In the zombie story that won’t go away because it weekly comes for your brain, local #MeNeither spox and Ristretto Roasters-adjacent person, Nancy Rommelmann, is in the news again, but I no longer have the energy to keep continue pushing this clumsy boulder up this very stupid hill. However, If your cannibalized brain has the stomach for it, the Merc and the O offer a pair of spot-on dueling piano treatments of the whole sorry affair.
Alright, here’s the week that was!
This week, the Mercury’s food critic wrote about her visits to Doug Adams’ Bullard which anchors downtown’s Woodlark Hotel. “Saying that Bullard is the best hotel restaurant in Portland could be seen as damning it with faint praise—but it’s not meant to be,” she starts, ultimately concluding that the beef rib, dry-aged steak, and Sunday fried chicken makes Bullard “high-end dining, with quality meats and a well-appointed dining room.” She even argues that the menu, already known for its high prices, are actually pretty on-point compared to other restaurants. IOW: Share those massive dishes because you’re supposed to. Our drinks writer traveled to the Pearl’s Pink Rabbit, the new cocktail bar that is “designed within an inch of its flashy, gorgeous life,” and that it “seems custom-built to further the plot in some postmodern novel.” The drinks are the stars here, but the “glorious mess” of an oxtail burger is not to be slept on. Finally, we did report some bad news earlier in the week when we found out that chef Anh Luu’s Tapalaya restaurant was robbed last weekend. The crooks made off with $400 in booze, $800 in cash, and two computer tablets. Boo. I’ve said it before, and I’ll say it again, but Portland’s favorite past time is stealing other people’s shit.
The O rattled off Portland’s nominees for the this year’s James Beard Awards—or “the Oscars of food”—with Gabriel Rucker (Canard, Le Pigeon), Kim Boyce (Bakeshop), Akkapong (Earl) Ninsom (Langbaan, Hat Yai), and Expatriate and Davenport making this year’s cut. It also broke the news that Rick Gencarelli is opening a Grassa pasta shop in the SE at Hawthorne and 15th very, very soon.
Portland Monthly visited the new Portland outpost of the Taiwanese chain Din Tai Fung and says we should, indeed, believe the hype, especially when it comes to the chocolate soup dumplings. It determined that the grandma-inspired Vietnamese “soul food” cart, Matta, with its “gravel-pitted, electrical cord-strewn, NPR-soundtracked parking lot” is the kind of place that if “Furiosa and Mad Max ever blow through town, jonesing for a postapocalyptic Portland food cart experience, this pod is the place.”

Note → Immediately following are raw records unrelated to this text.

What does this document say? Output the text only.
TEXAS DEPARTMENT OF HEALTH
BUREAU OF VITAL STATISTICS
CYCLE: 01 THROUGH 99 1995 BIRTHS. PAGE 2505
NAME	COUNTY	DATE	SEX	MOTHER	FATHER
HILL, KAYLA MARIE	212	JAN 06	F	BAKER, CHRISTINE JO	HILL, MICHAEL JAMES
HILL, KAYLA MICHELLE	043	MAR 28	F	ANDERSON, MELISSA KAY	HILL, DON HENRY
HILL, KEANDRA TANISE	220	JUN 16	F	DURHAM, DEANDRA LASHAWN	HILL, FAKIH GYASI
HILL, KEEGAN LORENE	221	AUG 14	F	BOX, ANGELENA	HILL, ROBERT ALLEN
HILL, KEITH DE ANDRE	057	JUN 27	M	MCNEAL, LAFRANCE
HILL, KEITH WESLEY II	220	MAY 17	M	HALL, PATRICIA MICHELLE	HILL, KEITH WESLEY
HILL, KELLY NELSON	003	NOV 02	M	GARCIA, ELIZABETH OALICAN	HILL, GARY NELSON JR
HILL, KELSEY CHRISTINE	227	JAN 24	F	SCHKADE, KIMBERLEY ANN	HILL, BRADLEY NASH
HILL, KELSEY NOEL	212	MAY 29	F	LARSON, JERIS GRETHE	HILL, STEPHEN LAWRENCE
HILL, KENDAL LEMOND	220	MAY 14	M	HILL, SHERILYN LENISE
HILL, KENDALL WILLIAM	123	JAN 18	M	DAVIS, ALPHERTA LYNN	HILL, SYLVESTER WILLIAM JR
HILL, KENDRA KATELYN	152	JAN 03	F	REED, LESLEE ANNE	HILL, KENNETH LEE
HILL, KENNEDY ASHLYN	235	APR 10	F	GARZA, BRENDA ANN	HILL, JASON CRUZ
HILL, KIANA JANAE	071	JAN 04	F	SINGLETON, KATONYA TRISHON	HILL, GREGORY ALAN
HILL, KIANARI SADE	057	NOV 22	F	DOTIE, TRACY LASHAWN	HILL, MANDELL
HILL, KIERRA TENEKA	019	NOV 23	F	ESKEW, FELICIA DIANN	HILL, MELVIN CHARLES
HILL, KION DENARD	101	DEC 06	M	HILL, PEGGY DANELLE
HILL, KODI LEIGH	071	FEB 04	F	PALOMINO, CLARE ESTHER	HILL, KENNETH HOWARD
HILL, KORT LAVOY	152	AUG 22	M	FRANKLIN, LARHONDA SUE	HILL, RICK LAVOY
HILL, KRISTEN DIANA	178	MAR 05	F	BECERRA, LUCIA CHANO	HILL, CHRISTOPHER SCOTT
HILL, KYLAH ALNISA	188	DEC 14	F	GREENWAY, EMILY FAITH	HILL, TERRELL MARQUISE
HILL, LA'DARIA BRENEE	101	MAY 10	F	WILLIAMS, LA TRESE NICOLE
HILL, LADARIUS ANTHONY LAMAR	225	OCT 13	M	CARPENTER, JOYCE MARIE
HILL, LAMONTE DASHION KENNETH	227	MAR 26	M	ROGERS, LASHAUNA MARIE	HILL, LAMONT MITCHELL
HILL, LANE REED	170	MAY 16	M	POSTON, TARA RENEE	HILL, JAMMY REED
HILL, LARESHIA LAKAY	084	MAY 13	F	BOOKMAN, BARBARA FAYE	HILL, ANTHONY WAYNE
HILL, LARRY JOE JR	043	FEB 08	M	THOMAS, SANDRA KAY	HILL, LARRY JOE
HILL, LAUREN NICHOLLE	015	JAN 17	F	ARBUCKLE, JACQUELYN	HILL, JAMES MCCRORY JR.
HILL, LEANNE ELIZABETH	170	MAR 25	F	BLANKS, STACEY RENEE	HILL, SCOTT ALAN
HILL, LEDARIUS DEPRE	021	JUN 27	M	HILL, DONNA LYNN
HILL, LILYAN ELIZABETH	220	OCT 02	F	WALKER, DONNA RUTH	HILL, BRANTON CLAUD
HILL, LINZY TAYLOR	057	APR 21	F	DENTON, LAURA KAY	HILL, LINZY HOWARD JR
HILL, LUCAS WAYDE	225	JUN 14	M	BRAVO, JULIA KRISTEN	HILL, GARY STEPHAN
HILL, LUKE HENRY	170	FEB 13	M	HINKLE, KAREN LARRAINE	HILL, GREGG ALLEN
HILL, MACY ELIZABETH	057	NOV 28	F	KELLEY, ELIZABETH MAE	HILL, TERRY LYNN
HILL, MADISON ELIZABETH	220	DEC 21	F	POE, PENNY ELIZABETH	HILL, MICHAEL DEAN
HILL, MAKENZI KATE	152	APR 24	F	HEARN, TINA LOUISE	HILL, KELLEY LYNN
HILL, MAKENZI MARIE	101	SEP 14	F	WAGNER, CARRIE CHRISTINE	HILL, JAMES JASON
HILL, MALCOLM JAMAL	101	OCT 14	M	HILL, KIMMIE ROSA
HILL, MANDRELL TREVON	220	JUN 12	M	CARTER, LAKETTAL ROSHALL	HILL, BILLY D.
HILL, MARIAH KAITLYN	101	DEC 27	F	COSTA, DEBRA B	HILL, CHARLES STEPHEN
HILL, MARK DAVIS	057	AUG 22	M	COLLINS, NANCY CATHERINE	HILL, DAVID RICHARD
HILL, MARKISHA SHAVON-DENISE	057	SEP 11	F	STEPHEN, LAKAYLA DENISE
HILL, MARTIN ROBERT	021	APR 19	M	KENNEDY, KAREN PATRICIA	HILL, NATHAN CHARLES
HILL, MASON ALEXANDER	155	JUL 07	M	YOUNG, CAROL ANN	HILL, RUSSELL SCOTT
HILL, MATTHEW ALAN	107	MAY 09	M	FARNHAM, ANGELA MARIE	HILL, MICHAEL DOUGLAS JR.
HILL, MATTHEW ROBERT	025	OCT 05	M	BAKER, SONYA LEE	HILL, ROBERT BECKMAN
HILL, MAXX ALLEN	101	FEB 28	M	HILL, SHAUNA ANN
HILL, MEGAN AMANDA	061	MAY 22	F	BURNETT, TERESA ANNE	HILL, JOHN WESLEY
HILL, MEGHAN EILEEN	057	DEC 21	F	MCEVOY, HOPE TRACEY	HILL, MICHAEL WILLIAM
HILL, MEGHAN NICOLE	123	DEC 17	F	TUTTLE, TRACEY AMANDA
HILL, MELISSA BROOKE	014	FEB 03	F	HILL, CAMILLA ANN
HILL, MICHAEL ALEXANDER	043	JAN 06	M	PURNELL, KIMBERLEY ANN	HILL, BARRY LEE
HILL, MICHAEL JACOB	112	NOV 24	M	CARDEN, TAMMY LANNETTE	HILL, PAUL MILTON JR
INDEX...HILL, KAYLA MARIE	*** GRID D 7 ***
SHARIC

Inspired by Killer Mike’s Trigger Warning, the new Netflix series which features an episode in which he struggles to support Black-owned business in Atlanta, Willamette Week’s Cervante Pope set out to see if she could make a similar quest in white AF Portland over the course of one single day. Her takeaway: “At the end of my day, it was clear that, for the here and now, we still need to make sure we do what we can to keep Portland's black businesses open and operating. Back home in Oakland, there wasn't a need to even say that, because we were already everywhere. It was natural to walk into just about any business and see a predominantly black staff. In Portland, you have to actively seek it out.”
Finally, Eater reported plenty, including: Dallas transplant Kyle Rensmeyer is opening a new barbecue cart called Holy Trinity Barbecue sometime this spring (and he’s bringing with it some serious Texan street cred); SF-based Lovejoy’s Tea Room will start offering classic British tea service out on NW Killingsworth next week; Downtown’s Original diner has turned its second floor mezzanine into a full-on old school video arcade; and speaking of games, Mox Boarding House, the Seattle-based board game-restaurant/bar mash-up, will plant its nerd flag in the old Dollar Tree store on W Burnside.